3.3Het oordeel van de rechtbank
Op 13 januari 2013, tussen 00:30 uur en 00:55 uur, hebben twee mannen de woning van de 87-jarige [slachtoffer 1] en haar autistische zoon [slachtoffer 2] betreden, terwijl deze lagen te slapen. De mannen hebben de bewoners bedreigd, geweld gebruikt en sieraden en een klein geldbedrag gestolen. Enkele weken later zijn verdachte en de medeverdachten [persoon 1] en [persoon 2] aangehouden. Zij hebben alle drie bekend op de een of andere manier betrokken te zijn geweest bij deze woninginbraak. De verklaringen van de drie verdachten lopen echter op essentiële punten uiteen, met name over de vraag hoe groot hun individuele betrokkenheid nu precies was. Om de vraag te kunnen beantwoorden welke rol de verdachten hebben gehad bij de woninginbraak, zal de rechtbank eerst de verklaringen van de aangeefster, de getuigen en de verdachten hieronder bespreken.
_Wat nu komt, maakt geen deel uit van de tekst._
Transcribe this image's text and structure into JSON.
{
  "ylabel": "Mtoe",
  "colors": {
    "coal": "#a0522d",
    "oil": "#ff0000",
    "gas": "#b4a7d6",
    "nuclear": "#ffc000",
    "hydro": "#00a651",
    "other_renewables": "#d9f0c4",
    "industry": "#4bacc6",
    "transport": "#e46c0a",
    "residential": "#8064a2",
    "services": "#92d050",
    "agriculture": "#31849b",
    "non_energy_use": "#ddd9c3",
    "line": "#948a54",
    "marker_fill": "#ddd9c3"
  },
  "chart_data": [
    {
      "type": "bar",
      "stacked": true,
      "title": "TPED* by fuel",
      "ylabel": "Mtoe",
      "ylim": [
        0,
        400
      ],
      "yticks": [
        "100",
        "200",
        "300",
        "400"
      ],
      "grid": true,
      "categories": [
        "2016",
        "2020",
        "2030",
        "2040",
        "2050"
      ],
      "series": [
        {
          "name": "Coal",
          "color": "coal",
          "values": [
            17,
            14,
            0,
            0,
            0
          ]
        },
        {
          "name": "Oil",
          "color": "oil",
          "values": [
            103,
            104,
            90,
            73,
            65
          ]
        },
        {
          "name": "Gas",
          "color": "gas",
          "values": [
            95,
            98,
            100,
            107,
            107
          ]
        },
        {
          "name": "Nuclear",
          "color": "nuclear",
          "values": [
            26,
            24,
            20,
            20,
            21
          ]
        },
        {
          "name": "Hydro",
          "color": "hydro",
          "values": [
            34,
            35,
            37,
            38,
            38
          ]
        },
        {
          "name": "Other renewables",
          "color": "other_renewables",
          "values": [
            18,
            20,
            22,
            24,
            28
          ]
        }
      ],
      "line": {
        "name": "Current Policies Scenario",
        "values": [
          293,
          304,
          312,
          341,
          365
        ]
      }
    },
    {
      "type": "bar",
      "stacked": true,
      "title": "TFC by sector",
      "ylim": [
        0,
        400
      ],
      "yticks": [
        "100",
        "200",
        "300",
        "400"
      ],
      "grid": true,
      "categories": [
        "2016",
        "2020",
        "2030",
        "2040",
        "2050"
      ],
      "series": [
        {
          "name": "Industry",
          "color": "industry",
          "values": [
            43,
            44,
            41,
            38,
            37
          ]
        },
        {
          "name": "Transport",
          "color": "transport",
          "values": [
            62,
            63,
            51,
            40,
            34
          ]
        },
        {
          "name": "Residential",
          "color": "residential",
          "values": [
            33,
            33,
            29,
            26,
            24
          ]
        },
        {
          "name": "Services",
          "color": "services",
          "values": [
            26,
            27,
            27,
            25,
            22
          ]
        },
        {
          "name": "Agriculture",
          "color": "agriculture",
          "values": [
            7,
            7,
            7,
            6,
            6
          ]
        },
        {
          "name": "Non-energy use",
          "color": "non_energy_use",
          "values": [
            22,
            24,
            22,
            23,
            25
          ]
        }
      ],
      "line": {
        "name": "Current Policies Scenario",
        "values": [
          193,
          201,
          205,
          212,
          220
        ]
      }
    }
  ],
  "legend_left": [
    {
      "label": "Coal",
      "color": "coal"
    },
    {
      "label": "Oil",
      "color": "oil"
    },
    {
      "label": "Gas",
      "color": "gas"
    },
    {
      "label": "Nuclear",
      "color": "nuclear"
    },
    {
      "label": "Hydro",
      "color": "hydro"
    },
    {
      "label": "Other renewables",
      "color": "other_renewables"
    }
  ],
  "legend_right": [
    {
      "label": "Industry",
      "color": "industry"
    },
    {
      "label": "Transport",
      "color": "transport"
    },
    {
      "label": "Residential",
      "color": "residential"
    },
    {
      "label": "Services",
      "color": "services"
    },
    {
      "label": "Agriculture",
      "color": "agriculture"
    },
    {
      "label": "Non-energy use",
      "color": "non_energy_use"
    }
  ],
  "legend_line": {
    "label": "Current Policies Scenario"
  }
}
De verklaringen van de aangeefster
Aangeefster [slachtoffer 1] heeft verklaard dat zij op 13 januari 2013 in haar woning te Schinveld in bed lag te slapen, toen zij op een gegeven moment wakker werd van een persoon die met een zaklamp scheen en in haar kledingkast rommelde. Zij dacht in eerste instantie dat het haar zoon [slachtoffer 2] was en vroeg: “[slachtoffer 2], wat zoek je?”. Zij hoorde toen een onbekende mannenstem zeggen: “de kluis, de kluis, waar is de kluis? Geld, geld, geld en goud, goud, goud”. [slachtoffer 1] stapte daarop uit bed en wilde bij haar zoon gaan kijken. Zij kreeg toen een harde duw van de onbekende man en viel op haar rechterzijde. Ze kon meteen niet meer opstaan en voelde dat het niet goed was. Toen ze op de grond lag pakte de onbekende man een armband van haar pols en probeerde hij twee gouden trouwringen van haar vinger af te nemen, maar dat lukte niet. Hij dreigde vervolgens meerdere malen haar vingers af te snijden met een mes dat hij uit de keuken had gehaald. Hij nam ook alle sieraden van de wastafel mee. Ze hoorde dat er nog een man was. Die was echter niet in haar slaapkamer maar was de woonkamer aan het doorzoeken. [slachtoffer 1] heeft de man in haar slaapkamer als volgt omschreven:
ongeveer 1.80-1.85 meter lang;
muts op hoofd;
de huid van het gezicht was blank;
hij had een zwarte tas bij zich, een handtas, geen rugzak.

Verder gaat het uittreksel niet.